On 2013/01/06 7:21, Costello, Roger L. wrote:
Does this mean that when exchanging Unicode data across the Internet the
endianness is not relevant?
Are these stated correctly:
When Unicode data is in a file we would say, for example, "The file contains
UTF-32BE data."
When Unicode data is in memory we would say, "There is UTF-32 data in
memory."
When Unicode data is sent across the Internet we would say, "The UTF-32 data
was sent across the Internet."
The first is correct. The second is correct. The third is wrong. The
Internet deals with data as a series of bytes, and by its nature has to
pass data between big-endian and little-endian machines. Therefore,
endianness is very important on the Internet. So you would say:
"The UTF-32BE data was sent across the Internet."
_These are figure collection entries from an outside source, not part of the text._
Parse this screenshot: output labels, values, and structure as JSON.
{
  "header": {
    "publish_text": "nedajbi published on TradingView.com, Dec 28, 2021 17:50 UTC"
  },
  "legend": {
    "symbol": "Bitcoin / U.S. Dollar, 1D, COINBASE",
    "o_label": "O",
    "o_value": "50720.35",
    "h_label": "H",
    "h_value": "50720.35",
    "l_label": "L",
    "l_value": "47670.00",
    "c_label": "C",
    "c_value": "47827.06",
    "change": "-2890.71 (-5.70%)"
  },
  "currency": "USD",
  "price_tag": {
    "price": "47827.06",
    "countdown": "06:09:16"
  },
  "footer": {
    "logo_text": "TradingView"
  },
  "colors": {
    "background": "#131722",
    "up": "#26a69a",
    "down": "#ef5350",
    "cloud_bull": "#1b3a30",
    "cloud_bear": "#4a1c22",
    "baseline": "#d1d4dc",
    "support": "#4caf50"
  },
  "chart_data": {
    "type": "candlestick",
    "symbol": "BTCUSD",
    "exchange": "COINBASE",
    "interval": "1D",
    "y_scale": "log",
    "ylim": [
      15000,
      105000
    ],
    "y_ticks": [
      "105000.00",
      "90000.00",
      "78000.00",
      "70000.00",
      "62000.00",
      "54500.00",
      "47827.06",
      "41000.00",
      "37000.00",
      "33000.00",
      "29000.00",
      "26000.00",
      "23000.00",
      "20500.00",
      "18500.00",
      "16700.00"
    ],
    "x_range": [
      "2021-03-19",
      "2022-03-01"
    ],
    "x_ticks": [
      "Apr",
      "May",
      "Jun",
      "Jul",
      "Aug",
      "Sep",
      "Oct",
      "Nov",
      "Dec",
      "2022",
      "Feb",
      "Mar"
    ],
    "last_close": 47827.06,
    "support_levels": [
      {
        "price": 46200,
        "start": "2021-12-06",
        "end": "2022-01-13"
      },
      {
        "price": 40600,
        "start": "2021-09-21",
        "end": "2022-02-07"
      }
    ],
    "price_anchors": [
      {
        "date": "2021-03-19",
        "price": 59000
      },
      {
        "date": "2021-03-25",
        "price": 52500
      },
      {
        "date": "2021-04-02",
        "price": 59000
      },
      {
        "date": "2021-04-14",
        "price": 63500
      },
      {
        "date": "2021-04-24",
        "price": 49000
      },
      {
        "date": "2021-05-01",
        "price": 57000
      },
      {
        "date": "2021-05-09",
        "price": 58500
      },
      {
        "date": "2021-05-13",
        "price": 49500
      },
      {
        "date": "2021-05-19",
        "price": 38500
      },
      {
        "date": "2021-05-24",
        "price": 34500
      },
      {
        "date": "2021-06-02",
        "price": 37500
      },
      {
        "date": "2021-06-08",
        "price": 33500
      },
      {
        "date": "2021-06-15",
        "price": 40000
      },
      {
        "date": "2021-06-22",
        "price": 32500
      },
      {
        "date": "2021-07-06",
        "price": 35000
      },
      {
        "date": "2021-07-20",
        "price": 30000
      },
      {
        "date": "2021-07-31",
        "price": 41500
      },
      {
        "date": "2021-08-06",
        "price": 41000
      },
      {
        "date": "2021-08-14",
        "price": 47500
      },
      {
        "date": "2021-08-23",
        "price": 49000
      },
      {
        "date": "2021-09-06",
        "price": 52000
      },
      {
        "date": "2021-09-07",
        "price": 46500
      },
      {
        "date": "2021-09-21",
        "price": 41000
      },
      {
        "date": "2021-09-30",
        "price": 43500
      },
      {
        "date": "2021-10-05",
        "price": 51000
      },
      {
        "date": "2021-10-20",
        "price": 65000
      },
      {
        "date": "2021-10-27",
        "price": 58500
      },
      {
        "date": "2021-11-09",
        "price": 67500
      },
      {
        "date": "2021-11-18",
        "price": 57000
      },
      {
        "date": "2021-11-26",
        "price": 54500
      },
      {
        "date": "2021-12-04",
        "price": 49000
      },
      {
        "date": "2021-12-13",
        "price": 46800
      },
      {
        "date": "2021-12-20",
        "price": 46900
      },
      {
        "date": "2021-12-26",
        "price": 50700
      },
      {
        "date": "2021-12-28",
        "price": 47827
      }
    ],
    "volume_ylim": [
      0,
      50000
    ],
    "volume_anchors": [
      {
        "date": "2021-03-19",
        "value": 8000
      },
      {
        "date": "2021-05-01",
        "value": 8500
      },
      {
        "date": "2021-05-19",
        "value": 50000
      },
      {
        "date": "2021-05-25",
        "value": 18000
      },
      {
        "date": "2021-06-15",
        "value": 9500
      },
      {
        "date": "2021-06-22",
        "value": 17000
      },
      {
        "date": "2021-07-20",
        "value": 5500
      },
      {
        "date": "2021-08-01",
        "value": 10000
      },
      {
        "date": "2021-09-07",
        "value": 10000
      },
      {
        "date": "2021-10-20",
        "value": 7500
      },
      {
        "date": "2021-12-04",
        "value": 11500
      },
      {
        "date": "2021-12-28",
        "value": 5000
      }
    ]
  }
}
Actually, as far as I'm aware of, the labels UTF-16BE and UTF-16LE were
first defined in the IETF, see
http://tools.ietf.org/html/rfc2781#appendix-A.1.
Because of this, Internet protocols mostly prefer UTF-8 over UTF-16 (or
UTF-32), and actual data is also heavily UTF-8. So it would be better to
say:
When Unicode data is sent across the Internet we would say, "The UTF-8
data was sent across the Internet."
Regards, Martin.